OPINIÃO - Raul Borges Guimarães

Data 07/06/2026
Horário 05:00

Estudantes apressados caminhavam entre as famosas cerejeiras em flor. Alguns saíam das salas de aula carregando fichários e réguas de cálculo e livros. Outros atravessavam os jardins em direção à biblioteca Suzzallo, aquele edifício de inspiração gótica cujas torres lembram um mosteiro medieval. Era o início dos anos 1960. 
Um pequeno grupo de estudantes de geografia estava reunido num dos salões da biblioteca ao redor de uma mesa cercada por livros. Waldo Tobler fazia cálculos num bloco de papel quadriculado. Os números pareciam confortá-lo mais do que as palavras. Brian Berry era o mais entusiasmado. Ele falava dos seus achados ao modelar a distribuição das cidades e algumas regularidades gerais na organização do espaço. Muitas questões inquietavam aqueles jovens cientistas: Por que cidades e atividades econômicas tendem a se distribuir de determinadas maneiras? Como os indivíduos escolhem seus trajetos e deslocamentos no espaço? De que forma a distância influencia as relações entre lugares?

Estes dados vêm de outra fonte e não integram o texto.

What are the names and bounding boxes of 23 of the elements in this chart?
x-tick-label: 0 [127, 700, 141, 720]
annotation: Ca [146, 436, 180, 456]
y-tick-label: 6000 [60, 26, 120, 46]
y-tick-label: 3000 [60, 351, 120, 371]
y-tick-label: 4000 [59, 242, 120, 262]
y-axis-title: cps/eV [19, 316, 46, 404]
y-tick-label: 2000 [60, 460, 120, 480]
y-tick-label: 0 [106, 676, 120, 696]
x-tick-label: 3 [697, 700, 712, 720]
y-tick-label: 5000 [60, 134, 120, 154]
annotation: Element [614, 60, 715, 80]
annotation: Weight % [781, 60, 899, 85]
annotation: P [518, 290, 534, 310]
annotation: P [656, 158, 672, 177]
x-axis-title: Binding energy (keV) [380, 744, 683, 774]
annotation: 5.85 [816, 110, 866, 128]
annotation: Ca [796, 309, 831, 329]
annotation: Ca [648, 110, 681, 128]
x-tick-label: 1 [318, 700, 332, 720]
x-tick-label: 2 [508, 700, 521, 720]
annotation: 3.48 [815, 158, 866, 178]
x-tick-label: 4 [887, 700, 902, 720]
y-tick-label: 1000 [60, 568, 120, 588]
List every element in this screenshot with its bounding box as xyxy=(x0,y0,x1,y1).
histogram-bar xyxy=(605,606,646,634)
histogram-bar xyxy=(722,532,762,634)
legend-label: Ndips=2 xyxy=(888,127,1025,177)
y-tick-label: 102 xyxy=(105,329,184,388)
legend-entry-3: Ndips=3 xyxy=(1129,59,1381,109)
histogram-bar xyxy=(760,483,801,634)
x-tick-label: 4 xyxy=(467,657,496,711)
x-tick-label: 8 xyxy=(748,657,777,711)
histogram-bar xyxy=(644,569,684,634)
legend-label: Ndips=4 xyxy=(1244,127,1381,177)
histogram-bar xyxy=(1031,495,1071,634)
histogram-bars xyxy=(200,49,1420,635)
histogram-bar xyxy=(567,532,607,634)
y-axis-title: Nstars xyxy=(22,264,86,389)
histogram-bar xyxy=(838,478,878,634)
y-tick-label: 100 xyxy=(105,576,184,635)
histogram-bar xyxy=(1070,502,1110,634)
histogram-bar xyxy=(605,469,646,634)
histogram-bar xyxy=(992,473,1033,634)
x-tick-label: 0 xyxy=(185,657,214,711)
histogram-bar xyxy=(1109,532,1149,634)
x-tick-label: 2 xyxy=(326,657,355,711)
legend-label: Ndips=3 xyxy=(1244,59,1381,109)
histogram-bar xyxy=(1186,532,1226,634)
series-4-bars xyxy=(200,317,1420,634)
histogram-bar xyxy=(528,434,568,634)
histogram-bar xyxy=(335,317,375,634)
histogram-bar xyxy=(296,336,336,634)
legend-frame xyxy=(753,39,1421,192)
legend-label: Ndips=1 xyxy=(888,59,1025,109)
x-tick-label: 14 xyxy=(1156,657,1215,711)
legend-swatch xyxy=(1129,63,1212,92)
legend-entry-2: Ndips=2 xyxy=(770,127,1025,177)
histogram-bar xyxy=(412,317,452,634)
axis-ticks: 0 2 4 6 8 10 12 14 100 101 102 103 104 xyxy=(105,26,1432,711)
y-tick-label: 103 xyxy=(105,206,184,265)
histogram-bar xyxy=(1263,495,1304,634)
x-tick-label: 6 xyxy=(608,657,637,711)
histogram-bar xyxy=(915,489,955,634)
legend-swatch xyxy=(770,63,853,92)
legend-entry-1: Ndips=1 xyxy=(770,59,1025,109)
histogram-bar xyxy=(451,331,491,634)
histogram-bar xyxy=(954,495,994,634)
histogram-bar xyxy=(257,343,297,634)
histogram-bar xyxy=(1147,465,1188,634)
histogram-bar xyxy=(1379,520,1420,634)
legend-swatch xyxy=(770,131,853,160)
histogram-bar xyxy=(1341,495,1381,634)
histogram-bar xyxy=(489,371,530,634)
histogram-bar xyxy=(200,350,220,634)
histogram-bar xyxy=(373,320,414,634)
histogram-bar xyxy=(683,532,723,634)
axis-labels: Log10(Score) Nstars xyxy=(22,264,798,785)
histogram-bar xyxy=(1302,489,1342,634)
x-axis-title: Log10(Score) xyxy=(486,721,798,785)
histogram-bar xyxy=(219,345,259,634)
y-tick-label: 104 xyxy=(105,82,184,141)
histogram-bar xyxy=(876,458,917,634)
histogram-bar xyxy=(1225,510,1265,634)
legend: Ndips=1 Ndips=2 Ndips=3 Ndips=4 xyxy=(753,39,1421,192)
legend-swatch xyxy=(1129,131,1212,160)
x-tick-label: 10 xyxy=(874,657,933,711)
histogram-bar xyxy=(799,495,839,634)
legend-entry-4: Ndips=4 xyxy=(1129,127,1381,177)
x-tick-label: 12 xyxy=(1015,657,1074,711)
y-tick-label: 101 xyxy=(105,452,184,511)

Em algum momento daquela tarde, sem que percebessem, a própria Geografia estava mudando de forma. Durante séculos, os geógrafos haviam descrito montanhas, rios, cidades e fronteiras. Agora aqueles jovens queriam algo diferente. Queriam encontrar regularidades. Procuravam padrões invisíveis escondidos nos mapas, como astrônomos observando constelações que ninguém havia notado antes. Alguns anos mais tarde eles seriam chamados de “cadetes espaciais”. 
A expressão surgiu, inicialmente, como uma brincadeira dirigida aos jovens pesquisadores que trabalhavam sob a orientação de William Garrison na Universidade de Washington, em Seattle, entre as décadas de 1950 e 1960. O apelido refletia tanto o entusiasmo desses estudiosos pelo uso de métodos quantitativos quanto o fascínio pela exploração espacial que caracterizava aqueles anos. Com o passar do tempo, aquilo que começou como uma designação irônica transformou-se em um símbolo de um dos mais importantes movimentos de renovação da Geografia no século XX.
William Bunge permanecia em silêncio. Ele reconhecia o brilho matemático de Tobler e a capacidade teórica de Berry, mas desconfiava daquela confiança crescente nos modelos. Enquanto os dois colegas buscavam leis gerais, que estabelecem uma regularidade observável que se repete sob determinadas condições, Bunge já começava a suspeitar que a realidade social era mais desobediente do que qualquer equação poderia admitir. Por detrás dos sistemas organizados por fluxos e hierarquias, Bunge enxergava pessoas. Ao olhar para as regularidades espaciais, Bunge se perguntava sobre as exceções. Mas esta é outra estória.